The price of nicotine addition just got more expensive in Vermont.
Starting today, the Green Mountain State's tax collector will pocket $1.99 on each pack of cigarettes sold within state borders. That's a hike of 20 cents; the state last bumped up cigarette taxes by 60 cents per pack back in 2006.
The added revenue will go to pay for Catamount Health, Vermont's health insurance plan for its uninsured residents.
Massachusetts smoking costs also to increase: Bay State smokes got a brief cigarette tax reprieve when last-minute maneuvering by lawmakers delayed today's implementation of an approved $1-per-pack increase.
But the smoking break will likely end today.
Last spring, Massachusetts legislators OK'ed the higher cigarette tax this July 1, which is the start of the state's 2009 fiscal year. But disagreements between the House and Senate on corporate taxes held up the anti-smoking tax.
So with the July 1 deadline looming, the Massachusetts legislature crafted and passed a separate cigarette tax only measure. It was sent to Gov. Deval Patrick last night, who said he "was inclined to support" the bill, but that he wanted to read it first. If it does pass Patrick's muster, he is expected to sign it into law today, making the higher cigarette tax effective tomorrow, July 2.
The tax is expected to raise $174 million this fiscal year to help pay for Commonwealth Care, Massachusetts' subsidized health insurance program.
Granite State smoking tax could go up, too: Elsewhere in New England, another smoking tax hike will depend on how much the current levy raises this summer.
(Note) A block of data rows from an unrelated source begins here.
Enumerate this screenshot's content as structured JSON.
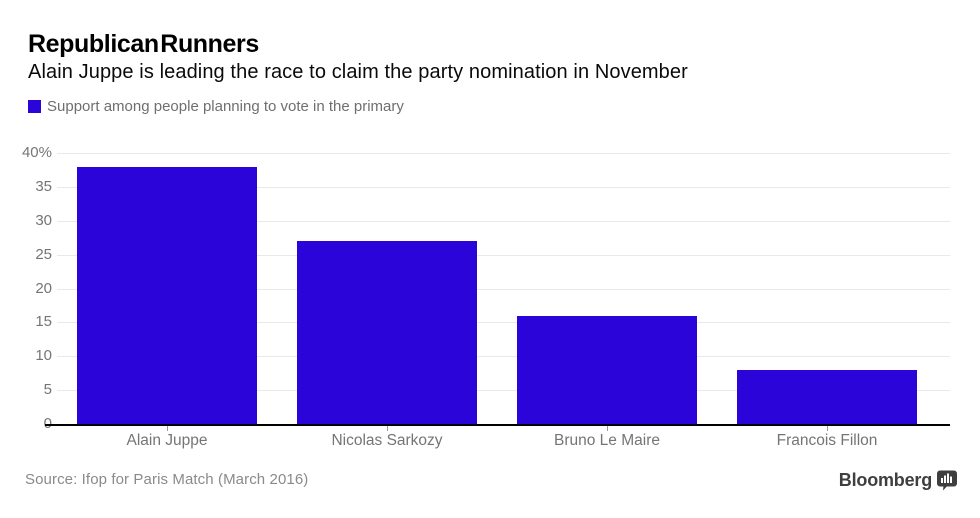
{
  "header": {
    "title": "Republican Runners",
    "subtitle": "Alain Juppe is leading the race to claim the party nomination in November"
  },
  "legend": {
    "label": "Support among people planning to vote in the primary",
    "swatch_color": "#2a04d8"
  },
  "chart_data": {
    "type": "bar",
    "title": "Republican Runners",
    "subtitle": "Alain Juppe is leading the race to claim the party nomination in November",
    "series_name": "Support among people planning to vote in the primary",
    "categories": [
      "Alain Juppe",
      "Nicolas Sarkozy",
      "Bruno Le Maire",
      "Francois Fillon"
    ],
    "values": [
      38,
      27,
      16,
      8
    ],
    "unit": "%",
    "xlabel": "",
    "ylabel": "",
    "ylim": [
      0,
      40
    ],
    "yticks": [
      40,
      35,
      30,
      25,
      20,
      15,
      10,
      5,
      0
    ],
    "ytick_labels": [
      "40%",
      "35",
      "30",
      "25",
      "20",
      "15",
      "10",
      "5",
      "0"
    ],
    "grid": true,
    "legend_position": "top-left",
    "bar_color": "#2a04d8"
  },
  "footer": {
    "source": "Source: Ifop for Paris Match (March 2016)",
    "brand": "Bloomberg"
  },
  "colors": {
    "bar": "#2a04d8",
    "grid": "#e9e9e9",
    "axis_line": "#000000",
    "tick_text": "#757575",
    "legend_text": "#6f6f6f",
    "source_text": "#8a8a8a",
    "brand_text": "#3f3f3f",
    "background": "#ffffff"
  }
}
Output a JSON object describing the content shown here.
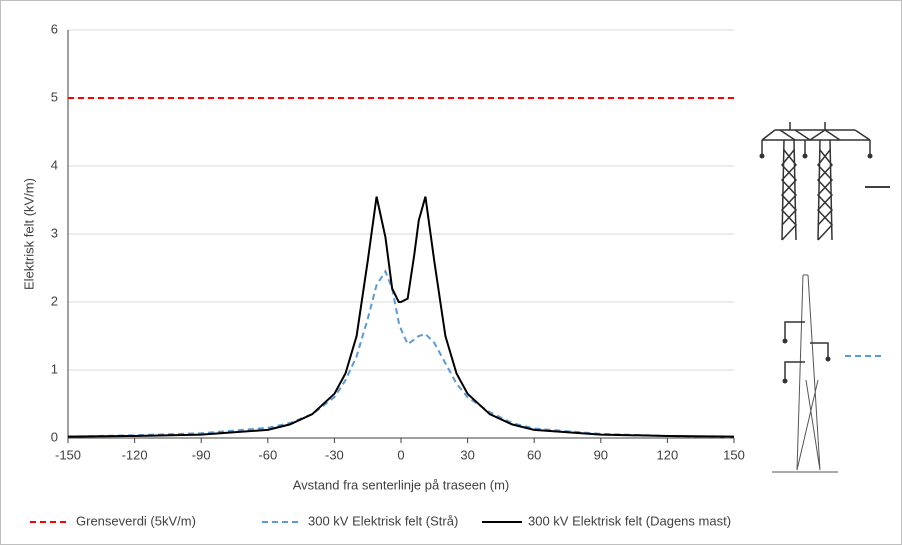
{
  "chart_data": {
    "type": "line",
    "x_label": "Avstand fra senterlinje på traseen (m)",
    "y_label": "Elektrisk felt  (kV/m)",
    "x": [
      -150,
      -120,
      -90,
      -60,
      -50,
      -40,
      -30,
      -25,
      -20,
      -15,
      -11,
      -7,
      -4,
      -1,
      0,
      3,
      6,
      8,
      11,
      15,
      20,
      25,
      30,
      40,
      50,
      60,
      90,
      120,
      150
    ],
    "series": [
      {
        "name": "Grenseverdi (5kV/m)",
        "color": "#ff0000",
        "dash": true,
        "values": [
          5,
          5,
          5,
          5,
          5,
          5,
          5,
          5,
          5,
          5,
          5,
          5,
          5,
          5,
          5,
          5,
          5,
          5,
          5,
          5,
          5,
          5,
          5,
          5,
          5,
          5,
          5,
          5,
          5
        ]
      },
      {
        "name": "300 kV Elektrisk felt (Strå)",
        "color": "#5b9bd5",
        "dash": true,
        "values": [
          0.02,
          0.04,
          0.07,
          0.15,
          0.22,
          0.35,
          0.6,
          0.85,
          1.2,
          1.75,
          2.25,
          2.45,
          2.2,
          1.7,
          1.6,
          1.38,
          1.45,
          1.5,
          1.53,
          1.4,
          1.1,
          0.8,
          0.6,
          0.38,
          0.22,
          0.14,
          0.06,
          0.03,
          0.01
        ]
      },
      {
        "name": "300 kV Elektrisk felt (Dagens mast)",
        "color": "#000000",
        "dash": false,
        "values": [
          0.02,
          0.03,
          0.05,
          0.12,
          0.2,
          0.35,
          0.65,
          0.95,
          1.5,
          2.6,
          3.55,
          2.95,
          2.2,
          2.0,
          2.0,
          2.05,
          2.7,
          3.2,
          3.55,
          2.6,
          1.5,
          0.95,
          0.65,
          0.35,
          0.2,
          0.12,
          0.05,
          0.03,
          0.02
        ]
      }
    ],
    "xlim": [
      -150,
      150
    ],
    "xticks": [
      -150,
      -120,
      -90,
      -60,
      -30,
      0,
      30,
      60,
      90,
      120,
      150
    ],
    "ylim": [
      0,
      6
    ],
    "yticks": [
      0,
      1,
      2,
      3,
      4,
      5,
      6
    ],
    "grid": true
  }
}
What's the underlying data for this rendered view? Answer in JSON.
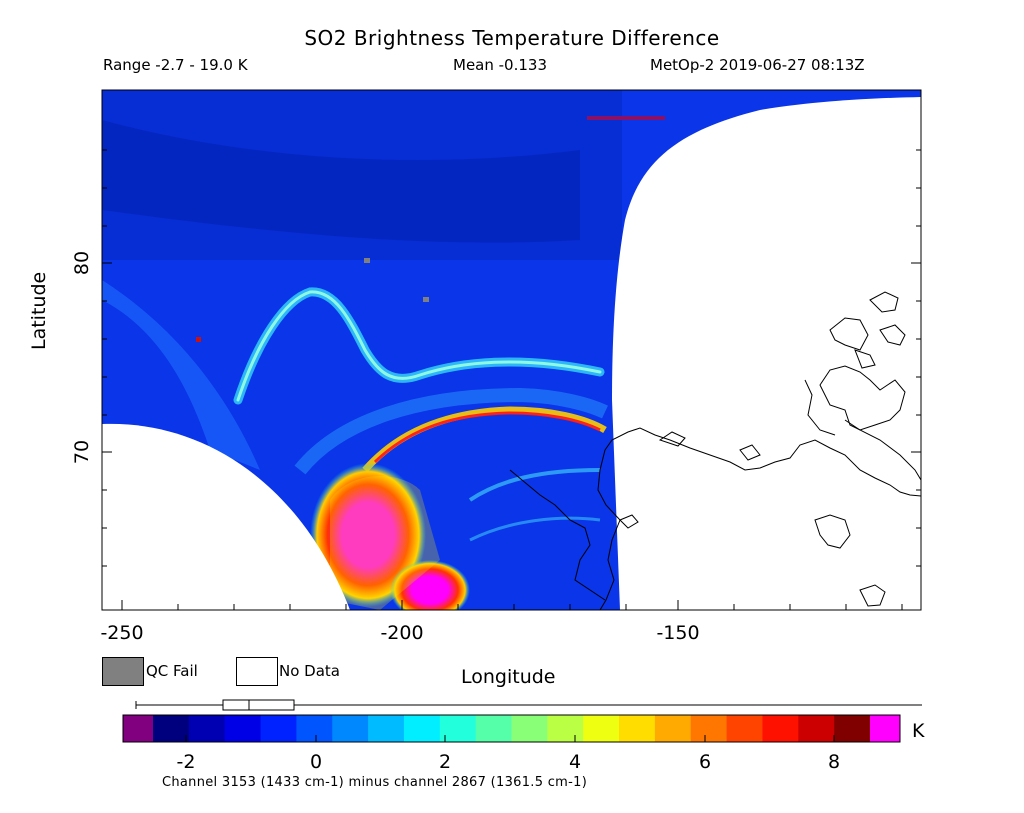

New Hampshire's cigarette tax is $1.08 per pack. If that level doesn't generate at least $48 million between July and October, the tax rate will go up by a quarter in the fall.
The shortfall could happen,since smoking has declined, in large part because of already existing cigarette tax levels.
"Certainly, raising taxes on cigarettes is good public policy if you are trying to curb smoking," Dennis Delay, deputy director of the New Hampshire Center for Public Policy Studies, told the Boston Globe.
"But I think the state is stuck between wanting to discourage smoking in public places and still relying on cigarettes as a revenue source, and I think that source will become perhaps not as stable as it has been going forward," Delay added.
Cigarette runs: However, some New England states, even with higher taxes, could get a boost in cigarette sales thanks to the anti-smoking tax just enacted by one of their neighbors.
Last month, New York's cigarette tax became the most expensive in the United States (blogged about here). At $2.75 per pack, New York now edges out New Jersey, the previously most expensive state in which to smoke.
So some Empire State smokers might be tempted to make cigarette runs to nearby states with "bargain" tax rates.
Of course, another state excise tax -- the one on gasoline (blogged here) -- would make such cross-border travel cost effective only for those who live along the Vermont-New York state line … or for those who have a hybrid with a lot of trunk space!